Les errements de la politique de mobilité: entretien avec André Broto
André Broto est un expert reconnu en France et à l’international sur les questions de mobilité routière, et plus largement encore sur le thème des transports. Ingénieur civil des Ponts et Chaussées et il est l’auteur du livre de référence « Transports : les oubliés de la République » (Editions Eyrolles). Dans cette interview André Broto souligne l’injonction contradictoire à laquelle sont confrontés les pouvoirs publics : la nécessité d’améliorer la mobilité tout en prenant en compte les défis climatiques. Pour lui tout passe par une politique ambitieuse de décarbonation de la route, aujourd’hui complétement délaissée par les différentes mesures gouvernementales. Seule une politique ambitieuse sur ce plan et sur l’ensemble du territoire pourra permettre de faire face aux défis du 21e siècle.     


Dans votre ouvrage « Transports : les oubliés de la République » vous parlez de « l’intelligence de la route ». En quoi la route est-elle intelligente ? Et l’est-elle plus que d’autres moyens de transport ?

Prenons comme exemple, pour commencer, le métro. C’est un système brillant, conçu par des ingénieurs, avec une infrastructure qui forme un « tout » très optimisé. Ces ingénieurs ont conçu simultanément l’infrastructure : les rails, le véhicule – c’est-à-dire les métros, et le système d’exploitation. Un système remarquable et qui fonctionne très bien, mais qui est finalement assez fermé aux innovations. Tout est tellement optimisé et tellement imbriqué qu’il est difficile de dire « tiens, on va sortir des rails pour aller se promener ailleurs, … ».
Alors que la route, elle, est extrêmement flexible. Pendant la Première Guerre mondiale, pour alimenter le front, l’intendance prévoyait des voies ferrées parce qu’il fallait amener des charges très lourdes, de grandes quantités de nourriture et de munitions. Et à Verdun, un général a eu une idée bizarre : il s’est dit « la voie ferrée, ils vont nous la bombarder et une fois détruite, il faut un certain temps pour la rétablir… Pourquoi ne pas faire des routes ? ». Tout le monde a trouvé ça étrange mais comme il était têtu, il a fait sa route. Il faut savoir que cette route, appelée plus tard la Voie Sacrée, avait des tas de cailloux disposés tout le long. Et quand un obus détruisait la route, l’obstacle était contourné, les trous bouchés, et les camions de l’armée continuaient de passer. C’était donc très souple, très résilient.
Aujourd’hui, les innovations sont partout. Il y a des innovations qui portent sur les moteurs – au gaz, à l’hydrogène, à l’électricité ; sur les véhicules, quatre roues, deux roues, trottinettes, … Et sur les services aussi, qui sont de plus en plus variés : voies réservées aux bus, parkings de covoiturage…
La route est une infrastructure très adaptable et très accueillante à l’innovation. Elle s’est affranchie des modes, à un mode de transport ou à une mode.
 

Comment expliquez-vous le fait que la route soit le « maillon faible » des politiques de transport quand bien même elle est incontournable dans la vie quotidienne de dizaines de millions de Français ?

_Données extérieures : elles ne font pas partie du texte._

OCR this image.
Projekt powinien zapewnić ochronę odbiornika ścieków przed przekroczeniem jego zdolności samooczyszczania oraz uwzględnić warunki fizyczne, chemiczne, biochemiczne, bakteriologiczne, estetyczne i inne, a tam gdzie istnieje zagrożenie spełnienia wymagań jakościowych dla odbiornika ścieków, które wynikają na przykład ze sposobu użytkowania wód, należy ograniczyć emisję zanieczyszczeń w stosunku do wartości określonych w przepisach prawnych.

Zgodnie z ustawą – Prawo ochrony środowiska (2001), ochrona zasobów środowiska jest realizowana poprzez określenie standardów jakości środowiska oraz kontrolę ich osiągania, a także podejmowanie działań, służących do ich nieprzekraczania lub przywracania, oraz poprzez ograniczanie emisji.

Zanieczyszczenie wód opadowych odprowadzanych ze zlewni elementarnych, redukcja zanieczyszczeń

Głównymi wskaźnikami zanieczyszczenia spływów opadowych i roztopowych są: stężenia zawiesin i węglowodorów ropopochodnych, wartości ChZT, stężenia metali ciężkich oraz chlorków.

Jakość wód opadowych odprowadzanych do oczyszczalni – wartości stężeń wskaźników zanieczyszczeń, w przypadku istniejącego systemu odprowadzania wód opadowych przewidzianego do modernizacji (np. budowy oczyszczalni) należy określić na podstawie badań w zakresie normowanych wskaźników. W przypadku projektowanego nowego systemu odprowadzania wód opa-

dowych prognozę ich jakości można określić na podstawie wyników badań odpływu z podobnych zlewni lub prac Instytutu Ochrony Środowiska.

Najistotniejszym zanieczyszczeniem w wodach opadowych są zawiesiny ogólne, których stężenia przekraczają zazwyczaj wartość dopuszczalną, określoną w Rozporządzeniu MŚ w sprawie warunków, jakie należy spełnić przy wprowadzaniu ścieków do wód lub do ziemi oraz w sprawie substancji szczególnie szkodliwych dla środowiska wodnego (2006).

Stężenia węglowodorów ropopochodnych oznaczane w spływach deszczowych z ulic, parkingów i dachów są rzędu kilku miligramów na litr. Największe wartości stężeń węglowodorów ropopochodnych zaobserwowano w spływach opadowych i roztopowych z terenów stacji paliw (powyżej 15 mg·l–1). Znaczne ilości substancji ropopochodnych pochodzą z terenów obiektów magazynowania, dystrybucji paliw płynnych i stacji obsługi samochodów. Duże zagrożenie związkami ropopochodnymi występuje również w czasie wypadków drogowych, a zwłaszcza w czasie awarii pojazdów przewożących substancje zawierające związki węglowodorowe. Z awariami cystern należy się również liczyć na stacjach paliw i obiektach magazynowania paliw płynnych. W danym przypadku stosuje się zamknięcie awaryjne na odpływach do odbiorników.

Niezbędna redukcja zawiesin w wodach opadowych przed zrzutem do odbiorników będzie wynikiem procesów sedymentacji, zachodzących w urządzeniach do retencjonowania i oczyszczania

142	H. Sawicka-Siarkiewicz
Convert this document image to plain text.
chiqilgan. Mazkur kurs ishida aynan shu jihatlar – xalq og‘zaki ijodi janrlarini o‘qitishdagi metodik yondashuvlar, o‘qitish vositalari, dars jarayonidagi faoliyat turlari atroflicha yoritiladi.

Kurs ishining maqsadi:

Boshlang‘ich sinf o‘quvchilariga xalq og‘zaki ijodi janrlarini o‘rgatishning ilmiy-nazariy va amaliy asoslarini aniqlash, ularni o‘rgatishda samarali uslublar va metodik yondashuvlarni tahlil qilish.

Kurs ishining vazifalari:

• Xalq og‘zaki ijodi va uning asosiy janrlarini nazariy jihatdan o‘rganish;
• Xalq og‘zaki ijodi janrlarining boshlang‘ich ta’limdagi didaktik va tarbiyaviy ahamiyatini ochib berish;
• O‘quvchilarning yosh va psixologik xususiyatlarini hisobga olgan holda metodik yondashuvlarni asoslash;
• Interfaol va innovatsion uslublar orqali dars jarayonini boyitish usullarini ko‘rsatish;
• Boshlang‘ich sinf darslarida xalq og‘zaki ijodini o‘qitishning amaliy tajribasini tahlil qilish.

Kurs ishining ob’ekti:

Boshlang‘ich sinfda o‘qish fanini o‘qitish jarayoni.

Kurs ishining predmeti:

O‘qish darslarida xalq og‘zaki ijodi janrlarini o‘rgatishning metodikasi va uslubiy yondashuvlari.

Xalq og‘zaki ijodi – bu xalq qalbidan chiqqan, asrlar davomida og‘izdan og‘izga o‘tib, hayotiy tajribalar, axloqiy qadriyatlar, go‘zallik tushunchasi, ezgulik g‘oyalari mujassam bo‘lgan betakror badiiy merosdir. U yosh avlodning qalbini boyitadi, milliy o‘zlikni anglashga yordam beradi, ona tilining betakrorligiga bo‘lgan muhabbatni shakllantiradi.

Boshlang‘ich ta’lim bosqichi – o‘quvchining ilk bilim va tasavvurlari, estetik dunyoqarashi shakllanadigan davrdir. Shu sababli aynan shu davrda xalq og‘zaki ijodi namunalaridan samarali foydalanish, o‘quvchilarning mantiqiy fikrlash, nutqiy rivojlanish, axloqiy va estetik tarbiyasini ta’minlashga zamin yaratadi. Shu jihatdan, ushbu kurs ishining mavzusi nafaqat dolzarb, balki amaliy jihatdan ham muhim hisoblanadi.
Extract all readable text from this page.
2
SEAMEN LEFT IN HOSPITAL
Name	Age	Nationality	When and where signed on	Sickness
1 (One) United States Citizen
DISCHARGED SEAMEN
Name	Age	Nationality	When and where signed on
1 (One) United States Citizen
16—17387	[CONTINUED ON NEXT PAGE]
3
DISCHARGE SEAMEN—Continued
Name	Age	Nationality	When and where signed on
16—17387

En France et en Europe, les services de transports, les politiques de transports, et nos modes de pensée sont axés autour d’une segmentation assez simple et binaire : d’un côté, vous avez les déplacements du quotidien – ceux que l’on fait à l’intérieur d’une commune, et de l’autre vous avez les voyages. En moyenne 6 par an pour les Français, pour 100 kilomètres, et c’est l’État qui est à la manœuvre depuis longtemps avec des routes, des trains, des TGV, LGV, et aéroports.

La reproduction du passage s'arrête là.